By Dwayne Klassen, Commodity News Service Canada
January 31, 2013
WINNIPEG – Canola contracts on the ICE Futures Canada platform were trading at mostly weaker price levels at 08:37 CST Thursday morning with the declines a function of month-end profit-taking as well as a correction to the downside after recent sharp gains, market watchers said.
Losses in CBOT soybean and soyoil futures this morning contributed to the bearish sentiment seen in canola. Attractive cash bids being offered by elevator companies helped to stimulate farmer selling overnight which in turn encouraged some weakness.
Canola is also attempting to penetrate new technical resistance lines and some of the selling seen early Thursday came as values were unable to hold those lines, brokers said.
The downside in canola is being restricted by the extremely tight supply situation in western Canada. Steady demand from the domestic and export sectors was also helping to keep a firm floor under canola.

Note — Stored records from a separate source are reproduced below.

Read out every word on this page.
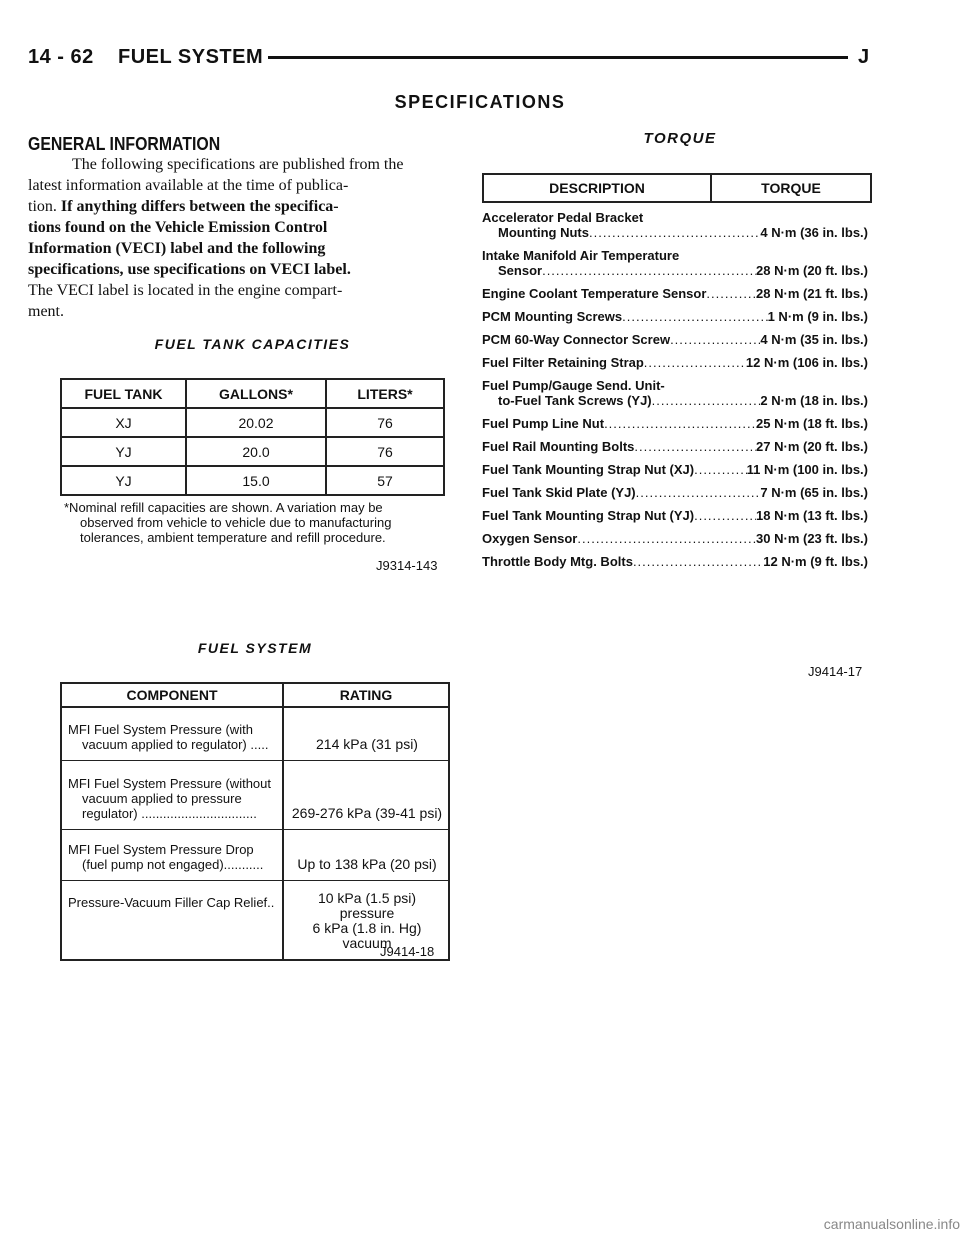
14 - 62    FUEL SYSTEM	J
SPECIFICATIONS
GENERAL INFORMATION
The following specifications are published from the
latest information available at the time of publica-
tion. If anything differs between the specifica-
tions found on the Vehicle Emission Control
Information (VECI) label and the following
specifications, use specifications on VECI label.
The VECI label is located in the engine compart-
ment.
FUEL TANK CAPACITIES
FUEL TANK	GALLONS*	LITERS*
XJ	20.02	76
YJ	20.0	76
YJ	15.0	57
*Nominal refill capacities are shown. A variation may be
observed from vehicle to vehicle due to manufacturing
tolerances, ambient temperature and refill procedure.
J9314-143
FUEL SYSTEM
COMPONENT	RATING
MFI Fuel System Pressure (with
vacuum applied to regulator) .....	214 kPa (31 psi)
MFI Fuel System Pressure (without
vacuum applied to pressure
regulator) ................................	269-276 kPa (39-41 psi)
MFI Fuel System Pressure Drop
(fuel pump not engaged)...........	Up to 138 kPa (20 psi)
Pressure-Vacuum Filler Cap Relief..	10 kPa (1.5 psi) pressure
6 kPa (1.8 in. Hg) vacuum
J9414-18
TORQUE
DESCRIPTION	TORQUE
Accelerator Pedal Bracket
Mounting Nuts .....	4 N·m (36 in. lbs.)
Intake Manifold Air Temperature
Sensor .....	28 N·m (20 ft. lbs.)
Engine Coolant Temperature Sensor .....	28 N·m (21 ft. lbs.)
PCM Mounting Screws .....	1 N·m (9 in. lbs.)
PCM 60-Way Connector Screw .....	4 N·m (35 in. lbs.)
Fuel Filter Retaining Strap .....	12 N·m (106 in. lbs.)
Fuel Pump/Gauge Send. Unit-
to-Fuel Tank Screws (YJ) .....	2 N·m (18 in. lbs.)
Fuel Pump Line Nut .....	25 N·m (18 ft. lbs.)
Fuel Rail Mounting Bolts .....	27 N·m (20 ft. lbs.)
Fuel Tank Mounting Strap Nut (XJ) .....	11 N·m (100 in. lbs.)
Fuel Tank Skid Plate (YJ) .....	7 N·m (65 in. lbs.)
Fuel Tank Mounting Strap Nut (YJ) .....	18 N·m (13 ft. lbs.)
Oxygen Sensor .....	30 N·m (23 ft. lbs.)
Throttle Body Mtg. Bolts .....	12 N·m (9 ft. lbs.)
J9414-17
carmanualsonline.info
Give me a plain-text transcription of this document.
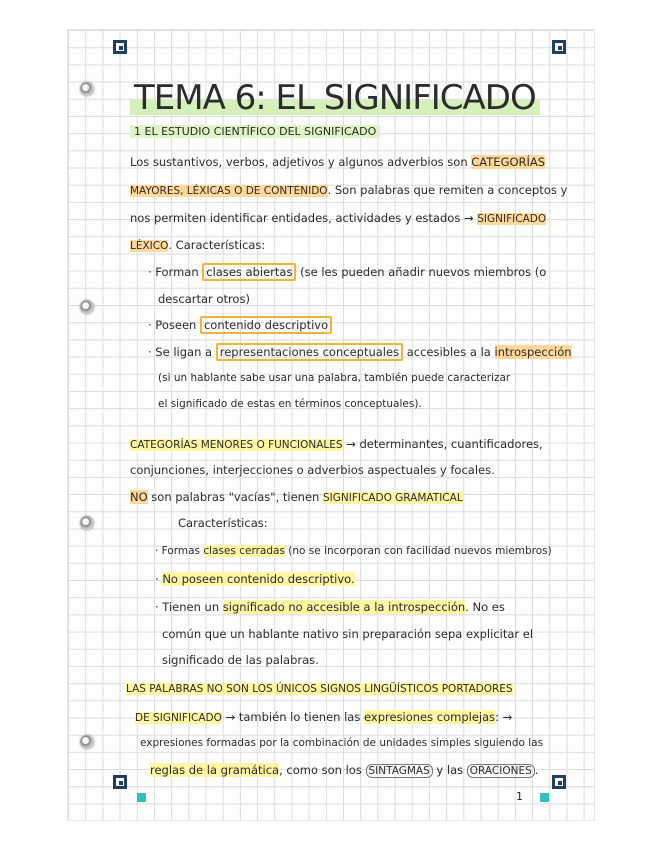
TEMA 6: EL SIGNIFICADO
1 EL ESTUDIO CIENTÍFICO DEL SIGNIFICADO
Los sustantivos, verbos, adjetivos y algunos adverbios son CATEGORÍAS
MAYORES, LÉXICAS O DE CONTENIDO. Son palabras que remiten a conceptos y
nos permiten identificar entidades, actividades y estados → SIGNIFICADO
LÉXICO. Características:
· Forman clases abiertas (se les pueden añadir nuevos miembros (o
descartar otros)
· Poseen contenido descriptivo
· Se ligan a representaciones conceptuales accesibles a la introspección
(si un hablante sabe usar una palabra, también puede caracterizar
el significado de estas en términos conceptuales).
CATEGORÍAS MENORES O FUNCIONALES → determinantes, cuantificadores,
conjunciones, interjecciones o adverbios aspectuales y focales.
NO son palabras "vacías", tienen SIGNIFICADO GRAMATICAL
Características:
· Formas clases cerradas (no se incorporan con facilidad nuevos miembros)
· No poseen contenido descriptivo.
· Tienen un significado no accesible a la introspección. No es
común que un hablante nativo sin preparación sepa explicitar el
significado de las palabras.
LAS PALABRAS NO SON LOS ÚNICOS SIGNOS LINGÜÍSTICOS PORTADORES
DE SIGNIFICADO → también lo tienen las expresiones complejas: →
expresiones formadas por la combinación de unidades simples siguiendo las
reglas de la gramática, como son los SINTAGMAS y las ORACIONES .
1
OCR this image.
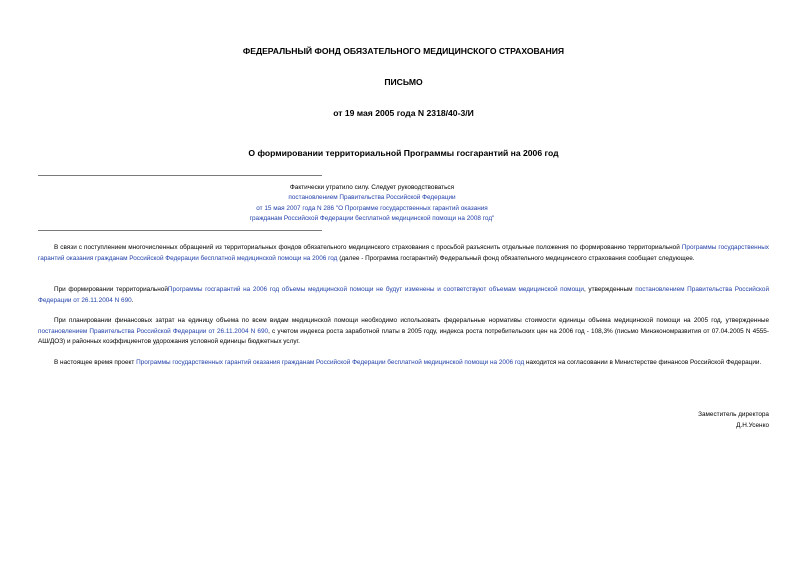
ФЕДЕРАЛЬНЫЙ ФОНД ОБЯЗАТЕЛЬНОГО МЕДИЦИНСКОГО СТРАХОВАНИЯ
ПИСЬМО
от 19 мая 2005 года N 2318/40-3/И
О формировании территориальной Программы госгарантий на 2006 год
Фактически утратило силу. Следует руководствоваться
постановлением Правительства Российской Федерации
от 15 мая 2007 года N 286 "О Программе государственных гарантий оказания
гражданам Российской Федерации бесплатной медицинской помощи на 2008 год"

В связи с поступлением многочисленных обращений из территориальных фондов обязательного медицинского страхования с просьбой разъяснить отдельные положения по формированию территориальной Программы государственных гарантий оказания гражданам Российской Федерации бесплатной медицинской помощи на 2006 год (далее - Программа госгарантий) Федеральный фонд обязательного медицинского страхования сообщает следующее.

При формировании территориальнойПрограммы госгарантий на 2006 год объемы медицинской помощи не будут изменены и соответствуют объемам медицинской помощи, утвержденным постановлением Правительства Российской Федерации от 26.11.2004 N 690.

При планировании финансовых затрат на единицу объема по всем видам медицинской помощи необходимо использовать федеральные нормативы стоимости единицы объема медицинской помощи на 2005 год, утвержденные постановлением Правительства Российской Федерации от 26.11.2004 N 690, с учетом индекса роста заработной платы в 2005 году, индекса роста потребительских цен на 2006 год - 108,3% (письмо Минэкономразвития от 07.04.2005 N 4555-АШ/ДОЗ) и районных коэффициентов удорожания условной единицы бюджетных услуг.

В настоящее время проект Программы государственных гарантий оказания гражданам Российской Федерации бесплатной медицинской помощи на 2006 год находится на согласовании в Министерстве финансов Российской Федерации.

Заместитель директора
Д.Н.Усенко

Gains overnight in Malaysian palm oil and European rapeseed futures also were considered underlying supportive influences, traders said.
Activity in canola was described as light and choppy with some participants awaiting fresh developments on the weather front in South America. Next week’s grain stocks in all positions report from Statistics Canada was also being awaited.
As of 08:37 CST an estimated 1,081 canola contracts had changed hands. Prices are in Canadian dollars per metric ton and were as of 08:37 CST.